Deloitte has about 5,000 people on the mainland, Taiwan and Hong Kong. PricewaterhouseCoopers, a top rival, has about 6,000 in Hong Kong and the mainland, and KPMG and Ernst & Young also have thousands of people in the area.

Some bankers say that, given the pace of deals, a bottleneck could develop because of a lack of world-class accounting talent.
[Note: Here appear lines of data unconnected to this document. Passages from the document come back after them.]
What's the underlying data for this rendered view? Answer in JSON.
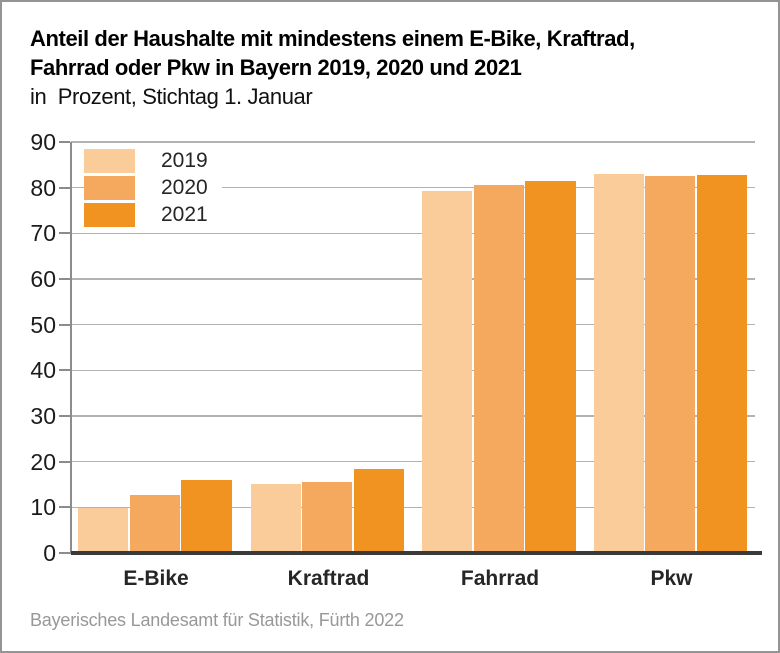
{
  "header": {
    "title_line1": "Anteil der Haushalte mit mindestens einem E-Bike, Kraftrad,",
    "title_line2": "Fahrrad oder Pkw in Bayern 2019, 2020 und 2021",
    "subtitle": "in  Prozent, Stichtag 1. Januar"
  },
  "footer": {
    "source": "Bayerisches Landesamt für Statistik, Fürth 2022"
  },
  "colors": {
    "series_2019": "#FACC99",
    "series_2020": "#F5A95E",
    "series_2021": "#F19321",
    "gridline": "#b2b2b2",
    "axis": "#8c8c8c",
    "baseline": "#3a3a3a"
  },
  "chart_data": {
    "type": "bar",
    "title": "Anteil der Haushalte mit mindestens einem E-Bike, Kraftrad, Fahrrad oder Pkw in Bayern 2019, 2020 und 2021",
    "subtitle": "in Prozent, Stichtag 1. Januar",
    "categories": [
      "E-Bike",
      "Kraftrad",
      "Fahrrad",
      "Pkw"
    ],
    "series": [
      {
        "name": "2019",
        "color": "#FACC99",
        "values": [
          9.8,
          15.2,
          79.3,
          82.9
        ]
      },
      {
        "name": "2020",
        "color": "#F5A95E",
        "values": [
          12.7,
          15.5,
          80.5,
          82.5
        ]
      },
      {
        "name": "2021",
        "color": "#F19321",
        "values": [
          15.9,
          18.4,
          81.4,
          82.8
        ]
      }
    ],
    "ylim": [
      0,
      90
    ],
    "ytick_step": 10,
    "yticks": [
      0,
      10,
      20,
      30,
      40,
      50,
      60,
      70,
      80,
      90
    ],
    "xlabel": "",
    "ylabel": "",
    "grid": "horizontal",
    "legend_position": "top-left"
  }
}
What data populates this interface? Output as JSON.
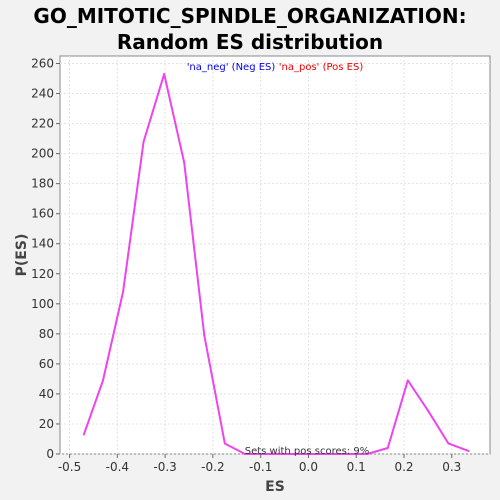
{
  "chart_data": {
    "type": "line",
    "title_lines": [
      "GO_MITOTIC_SPINDLE_ORGANIZATION:",
      "Random ES distribution"
    ],
    "xlabel": "ES",
    "ylabel": "P(ES)",
    "xlim": [
      -0.52,
      0.38
    ],
    "ylim": [
      0,
      265
    ],
    "xticks": [
      "-0.5",
      "-0.4",
      "-0.3",
      "-0.2",
      "-0.1",
      "0.0",
      "0.1",
      "0.2",
      "0.3"
    ],
    "yticks": [
      "0",
      "20",
      "40",
      "60",
      "80",
      "100",
      "120",
      "140",
      "160",
      "180",
      "200",
      "220",
      "240",
      "260"
    ],
    "grid": true,
    "legend_placement": "top-center",
    "series": [
      {
        "name": "'na_neg' (Neg ES)",
        "color": "#0000ee",
        "x": [],
        "y": []
      },
      {
        "name": "'na_pos' (Pos ES)",
        "color": "#ee0000",
        "x": [],
        "y": []
      },
      {
        "color": "#ee44ee",
        "x": [
          -0.47,
          -0.43,
          -0.388,
          -0.345,
          -0.302,
          -0.26,
          -0.218,
          -0.175,
          -0.133,
          -0.09,
          -0.047,
          -0.005,
          0.038,
          0.08,
          0.123,
          0.166,
          0.208,
          0.25,
          0.293,
          0.335
        ],
        "y": [
          13,
          49,
          108,
          208,
          253,
          194,
          79,
          7,
          0,
          0,
          0,
          0,
          0,
          0,
          0,
          4,
          49,
          29,
          7,
          2
        ]
      }
    ],
    "annotation": "Sets with pos scores: 9%"
  }
}
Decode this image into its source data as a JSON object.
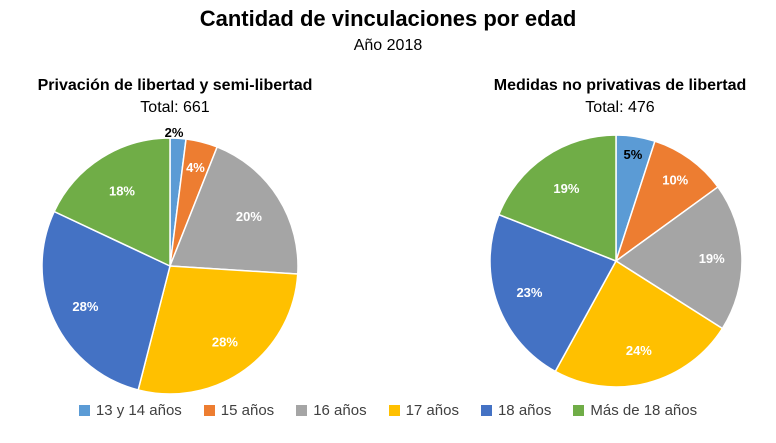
{
  "title": "Cantidad de vinculaciones por edad",
  "subtitle": "Año 2018",
  "chart_data": [
    {
      "type": "pie",
      "title": "Privación de libertad y semi-libertad",
      "total_label": "Total: 661",
      "categories": [
        "13 y 14 años",
        "15 años",
        "16 años",
        "17 años",
        "18 años",
        "Más de 18 años"
      ],
      "values": [
        2,
        4,
        20,
        28,
        28,
        18
      ],
      "value_labels": [
        "2%",
        "4%",
        "20%",
        "28%",
        "28%",
        "18%"
      ]
    },
    {
      "type": "pie",
      "title": "Medidas no privativas de libertad",
      "total_label": "Total: 476",
      "categories": [
        "13 y 14 años",
        "15 años",
        "16 años",
        "17 años",
        "18 años",
        "Más de 18 años"
      ],
      "values": [
        5,
        10,
        19,
        24,
        23,
        19
      ],
      "value_labels": [
        "5%",
        "10%",
        "19%",
        "24%",
        "23%",
        "19%"
      ]
    }
  ],
  "legend": [
    {
      "label": "13 y 14 años",
      "color": "#5B9BD5"
    },
    {
      "label": "15 años",
      "color": "#ED7D31"
    },
    {
      "label": "16 años",
      "color": "#A5A5A5"
    },
    {
      "label": "17 años",
      "color": "#FFC000"
    },
    {
      "label": "18 años",
      "color": "#4472C4"
    },
    {
      "label": "Más de 18 años",
      "color": "#70AD47"
    }
  ]
}
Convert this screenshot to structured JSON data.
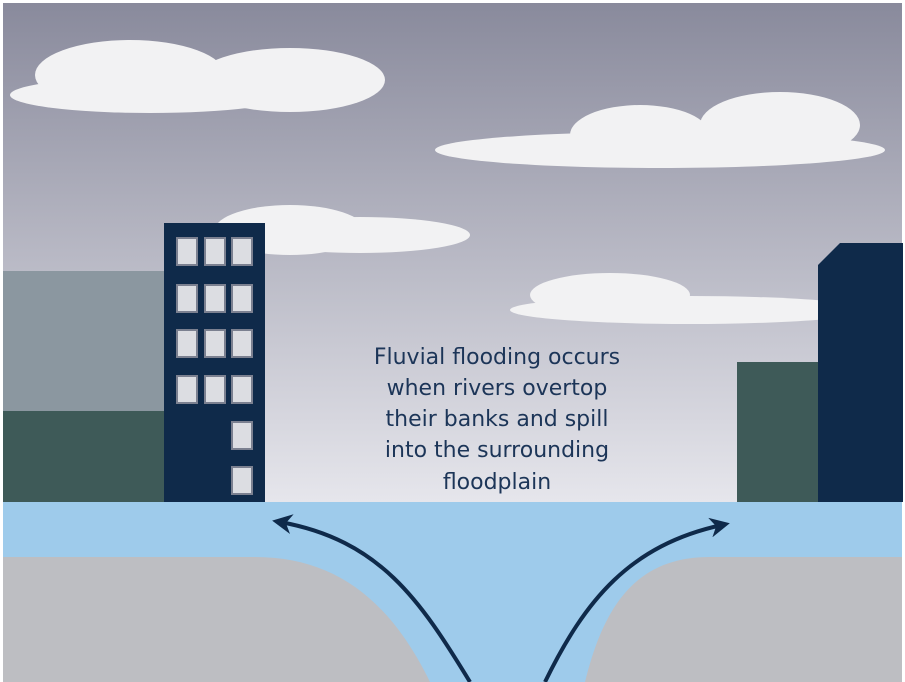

Bowie said that could be a concern over the longer term, but the industry has so far kept up with demand.

"It's not unlike any boom anywhere," Bowie said. "You could liken it to a shortage of raw materials."

Right people, right job

"The real challenge is finding lawyers with the appropriate qualifications," said Clifford Chance's Denny.

It took about two to four years to train a graduate recruit, Denny said, adding the firm plans to bring lawyers in from Europe or the United States.

The perfect candidate is someone of Chinese descent who has worked and been educated in a Western country, executives say.

"You really need to be connected to the community you are in," said Bowie, whose firm prefers to hire candidates from China's mainland and train them.

Finding the right incentives with Chinese companies to attract the right people presents an added challenge.

"'It is not so much the accounting needs, but really getting the people on board," said Frank Lyn, a partner at PricewaterhouseCoopers and head of its China group.

An overseas listing means massive workloads for finance departments and other parts of the company, but in most cases there were no stock remuneration plans in place to give the workforce incentive, he said. "That is still something they need to work on."

Boom sustainability

After some lacklustre offerings, some market watchers are wondering whether China's IPO frenzy still has legs.

Shares of China's largest chip maker, Semiconductor Manufacturing International Corp, and mobile carrier China Resources Peoples Telephone both fell on their recent debuts.

Market watchers note that investors are becoming more selective, but are sanguine on prospects for big deals such as life insurer Ping An Insurance Co's US$2 billion IPO, which is expected to come to market next month.

Executives say that as long as there are no cracks in the Chinese economy or accounting scandals - which they are working hard to prevent - the first half of the year will be particularly busy.

"The analysts have been telling the companies that the first six months will be better than the next six months in 2004," said Lyn. "Everyone is bunching them (the IPOs) together."